Germany’s central bank, the Bundesbank, reports that the personal savings ratio — the ratio of personal income saved to personal net disposable income — dipped to 10.8% earlier this year, from a high of 11.2% just a few months earlier. While that’s only slightly below the historical average, and much higher than the United States, it may signal Germans are fed up with getting little return on the cash they’ve stored at the local bank.
Negative-yielding savings accounts are common in Germany now, with some of the nation’s largest banks passing on the negative rates they receive from the ECB. For now, those rates are only hitting those with more than €100,000 (roughly $111,000) in a single account. But even savers far below that limit are, for the most part, receiving back less than 1% interest on a traditional savings account. Some banks are paying as low as 0.05%, eating into profits from an industry built around steady interest income.
“The longer the period of low interest rates persists, the more likely it is to place a burden on banks that ... primarily generate their income from traditional deposit-taking operations,” Bundesbank President Jens Weidmann told German bankers in May.
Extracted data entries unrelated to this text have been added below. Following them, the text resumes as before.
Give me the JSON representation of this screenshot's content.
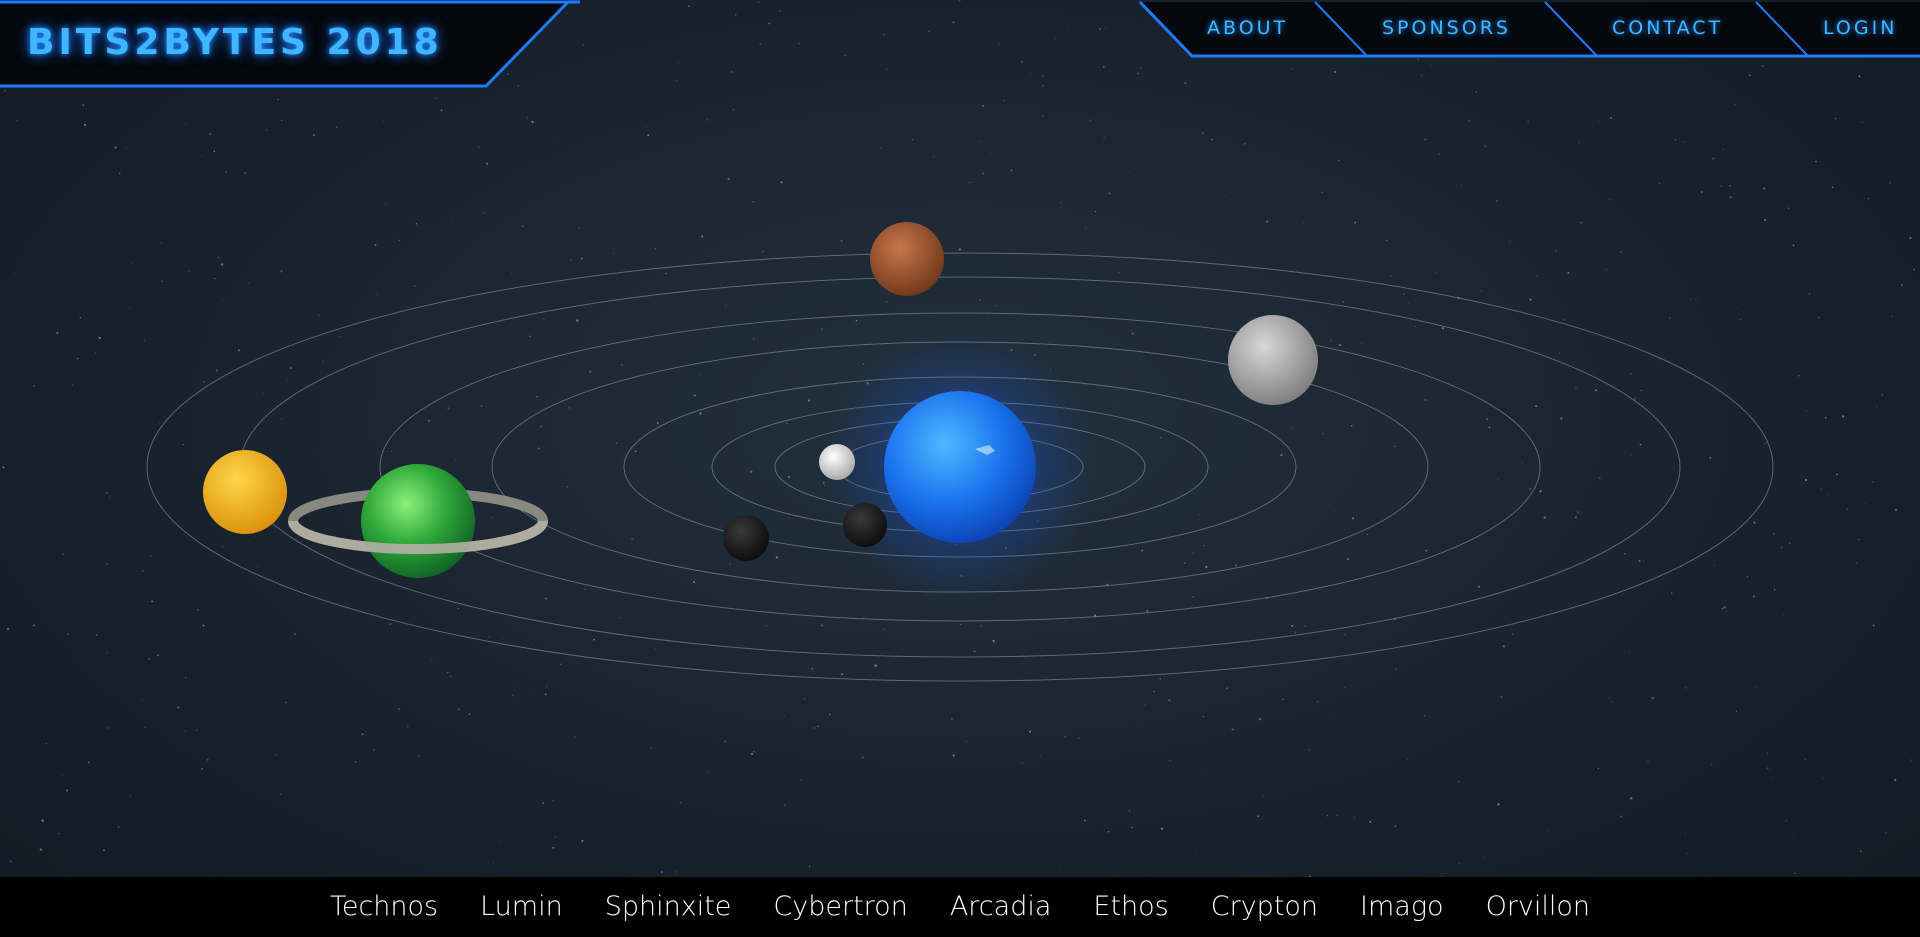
{
  "header": {
    "logo": "BITS2BYTES 2018"
  },
  "nav": {
    "items": [
      "ABOUT",
      "SPONSORS",
      "CONTACT",
      "LOGIN"
    ]
  },
  "planets": {
    "names": [
      "Technos",
      "Lumin",
      "Sphinxite",
      "Cybertron",
      "Arcadia",
      "Ethos",
      "Crypton",
      "Imago",
      "Orvillon"
    ]
  },
  "colors": {
    "accent": "#3fb6ff",
    "nav_border": "#1e7bff",
    "bottom_bar": "#000000",
    "background": "#1a2530",
    "star_core": "#1a7cff"
  }
}
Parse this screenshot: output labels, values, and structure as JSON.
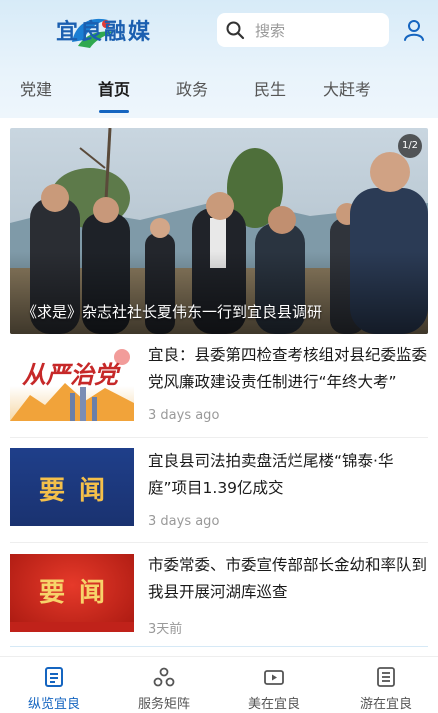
{
  "header": {
    "logo_text": "宜良融媒",
    "search_placeholder": "搜索"
  },
  "nav": {
    "tabs": [
      {
        "label": "党建",
        "active": false
      },
      {
        "label": "首页",
        "active": true
      },
      {
        "label": "政务",
        "active": false
      },
      {
        "label": "民生",
        "active": false
      },
      {
        "label": "大赶考",
        "active": false
      }
    ]
  },
  "hero": {
    "caption": "《求是》杂志社社长夏伟东一行到宜良县调研",
    "page_indicator": "1/2"
  },
  "news": [
    {
      "title": "宜良：县委第四检查考核组对县纪委监委党风廉政建设责任制进行“年终大考”",
      "time": "3 days ago",
      "thumb_text": "从严治党"
    },
    {
      "title": "宜良县司法拍卖盘活烂尾楼“锦泰·华庭”项目1.39亿成交",
      "time": "3 days ago",
      "thumb_text": "要闻"
    },
    {
      "title": "市委常委、市委宣传部部长金幼和率队到我县开展河湖库巡查",
      "time": "3天前",
      "thumb_text": "要闻"
    }
  ],
  "bottom_nav": [
    {
      "label": "纵览宜良",
      "active": true
    },
    {
      "label": "服务矩阵",
      "active": false
    },
    {
      "label": "美在宜良",
      "active": false
    },
    {
      "label": "游在宜良",
      "active": false
    }
  ],
  "colors": {
    "accent": "#1565c0",
    "header_bg": "#dcedf9"
  }
}
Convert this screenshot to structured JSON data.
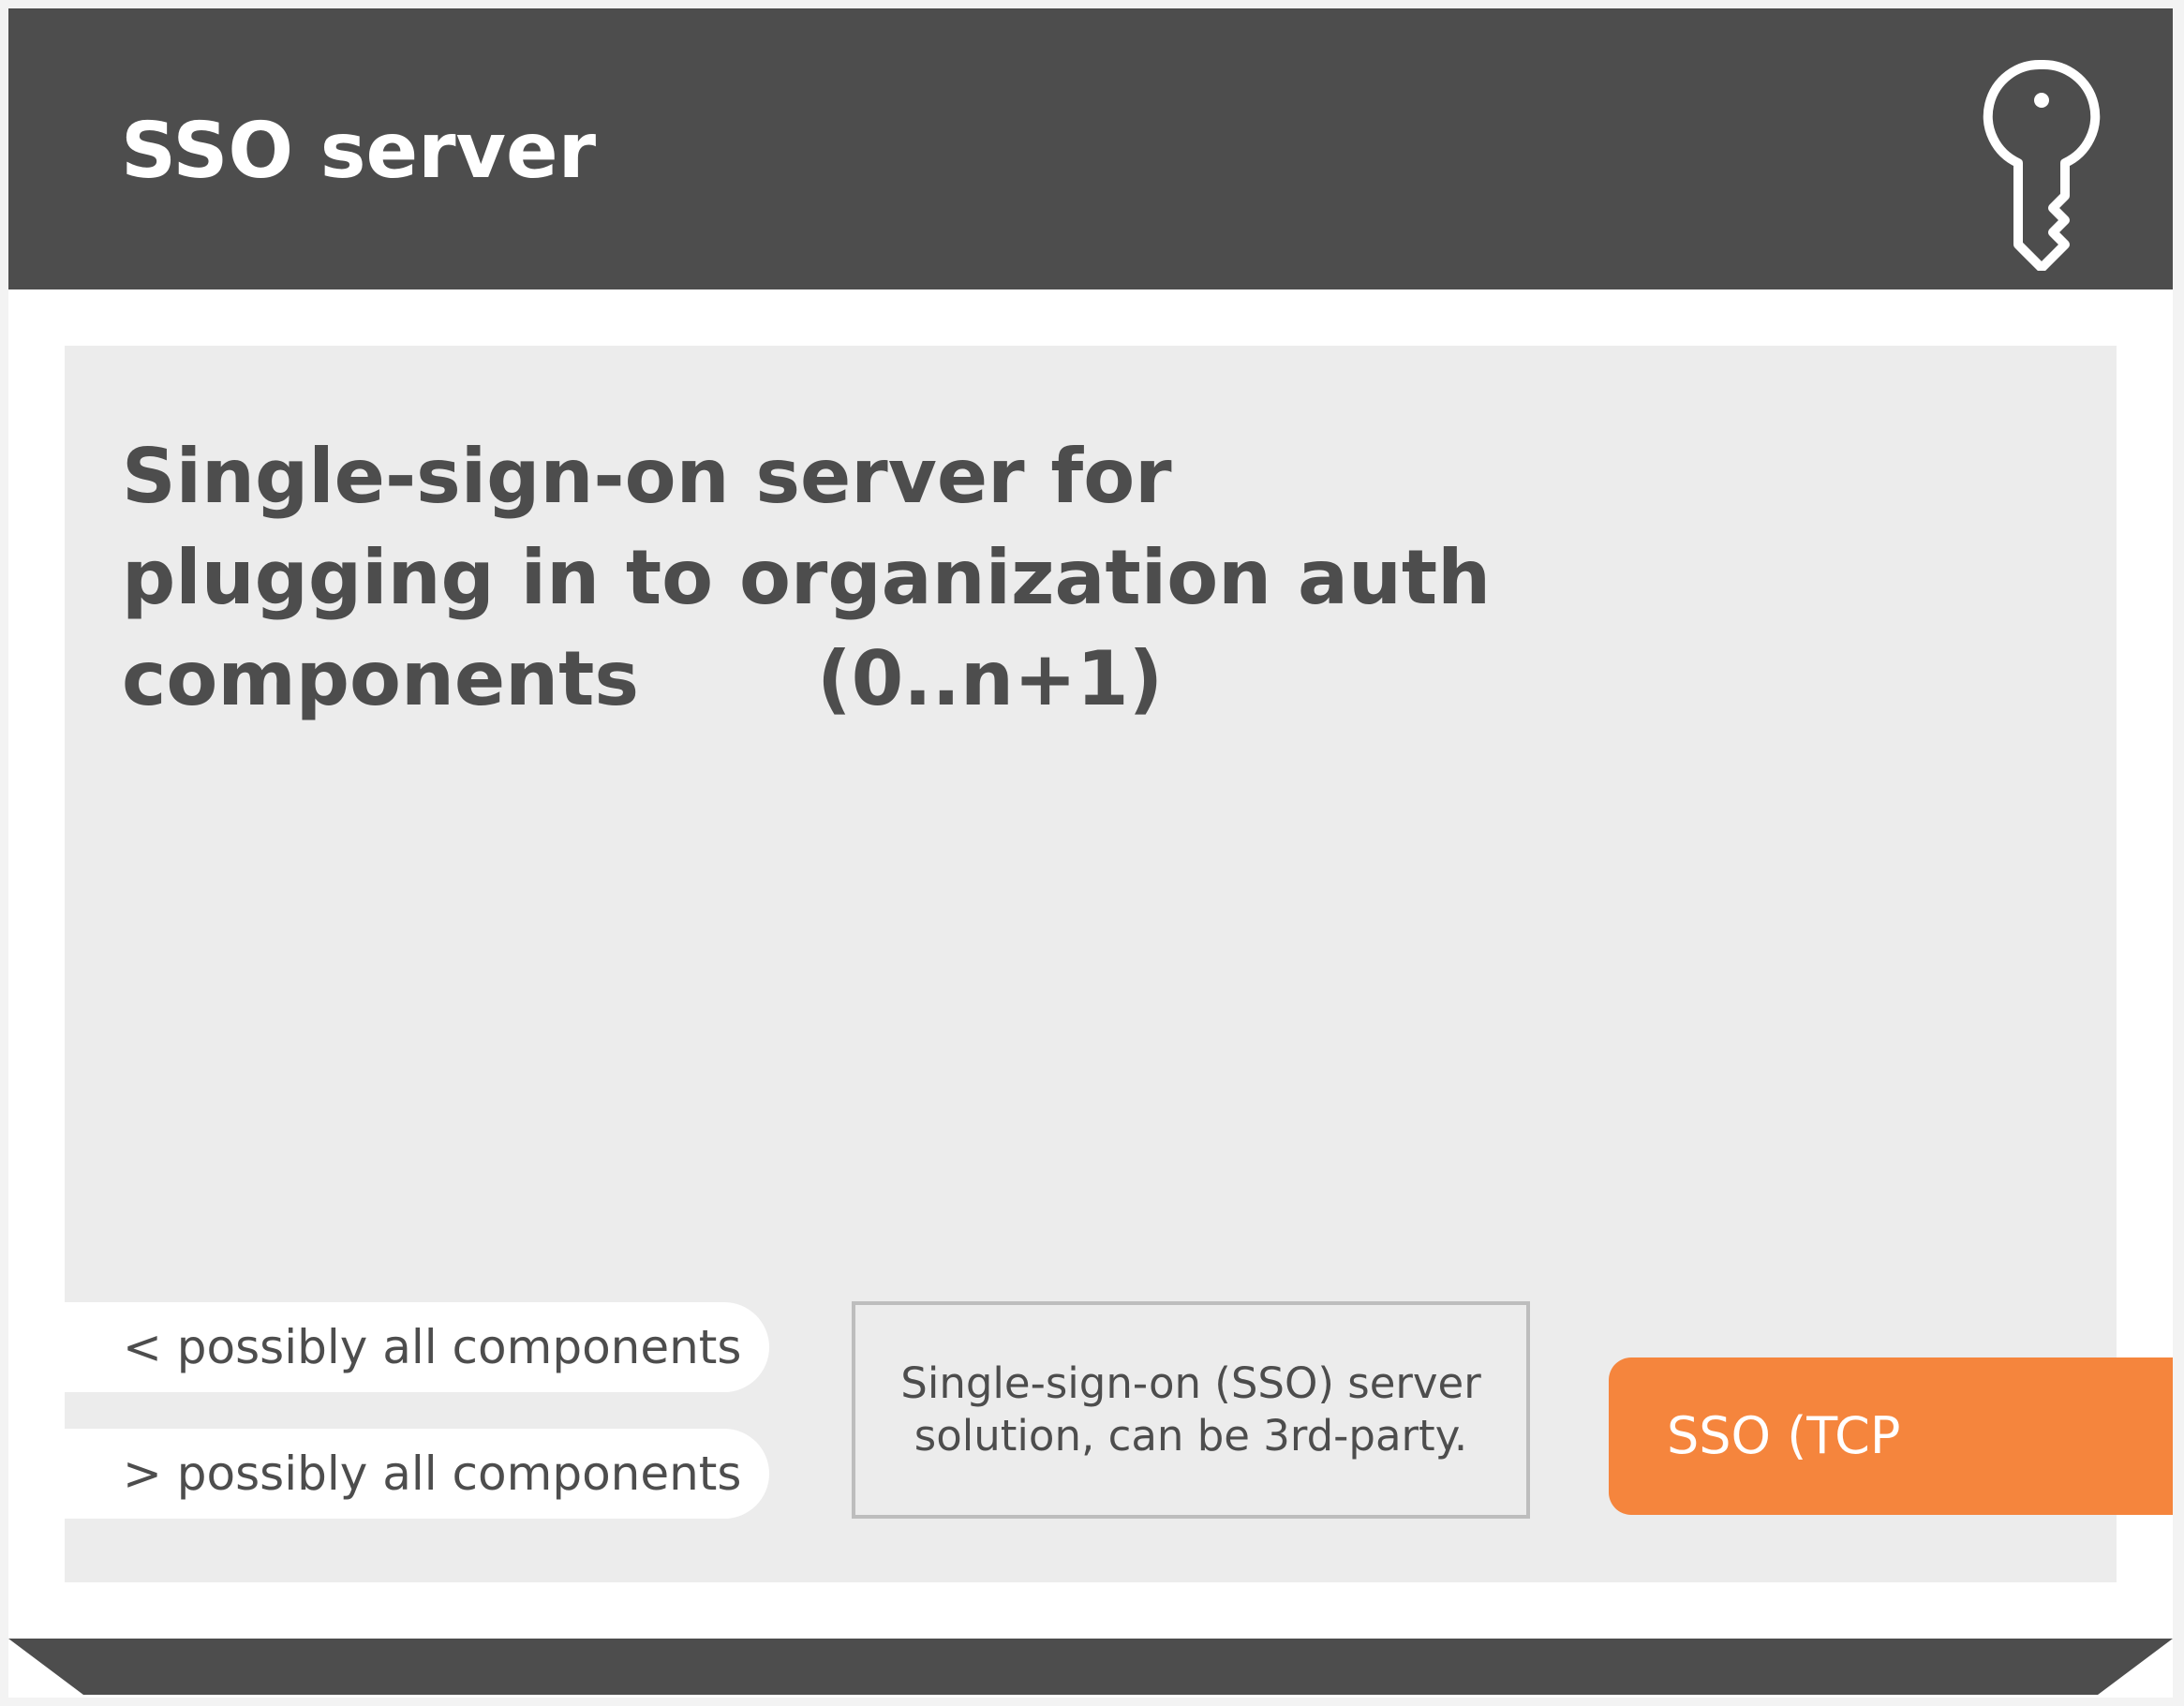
{
  "header": {
    "title": "SSO server",
    "icon": "key-icon",
    "background": "#4d4d4d"
  },
  "description": {
    "lines": [
      "Single-sign-on server for",
      "plugging in to organization auth",
      "components"
    ],
    "multiplicity": "(0..n+1)"
  },
  "connectors": {
    "incoming": "< possibly all components",
    "outgoing": "> possibly all components"
  },
  "note": {
    "lines": [
      "Single-sign-on (SSO) server",
      "solution, can be 3rd-party."
    ]
  },
  "protocol_tab": {
    "label": "SSO (TCP",
    "color": "#f5853d"
  },
  "colors": {
    "panel": "#ececec",
    "text": "#4d4d4d",
    "border": "#bdbdbd"
  }
}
“In the long run, negative rates ruin the financial system,” Deustche Bank CEO Christian Sewing told the Handelsblatt conference in September. He warned of “grave side effects” for the entire eurozone, with savers penalized for stowing away cash while investors take larger risks to maximize returns.
Still, the Bundesbank objected to proposed new restrictions on charging savings customers negative rates.
“If banks were forbidden from charging negative interest rates, they would lack a possible instrument to be profitable,” Bundesbank board member Joachim Wuermeling told Reuters.
For the average German, it doesn’t help that inflation is running at about 1.5%, with predictions that could spike as high as 1.7% by 2021. That would eat up any profits from that meager 0.05% return on a savings account.
‘Potential side effects’
In his final news conference as ECB president, Mario Draghi said negative interest rates had been effective and remained the right course.
“The improvements in the economy have more than offset negative side effects from low rates,” Draghi told reporters last month. But the central bank in September acknowledged the impact on banks, and introduced a tiering system to help deposit institutions not lose money on the billions parked at the ECB. The rules, though, only apply to a small portion of the deposits and it’s not clear just how much impact they will have.
It’s also not clear if incoming ECB president Christine Lagarde might move to change policy. During her confirmation hearings in September, Lagarde signaled a review of the negative rate policy is likely early in her tenure.
“Though the impact of unconventional policies continues to be positive, we need to be mindful about their potential side effects and we have to take the concerns of people seriously,” Lagarde told EU lawmakers.
Still, for the average German and the banks that serve them, there’s very little hope of higher rates in the near future.
“Even though the tiered interest rates now introduced bring some relief, European banks will have to continue paying billions to the ECB every year as a kind of punitive tax,” Hans-Walter Peters, the head of the German Banking Association, said in a statement. “Persistently negative rates undermine trust in the functioning of economic processes, are harmful to funded retirement provisions and destroy the commercial basis for banks and insurance companies.”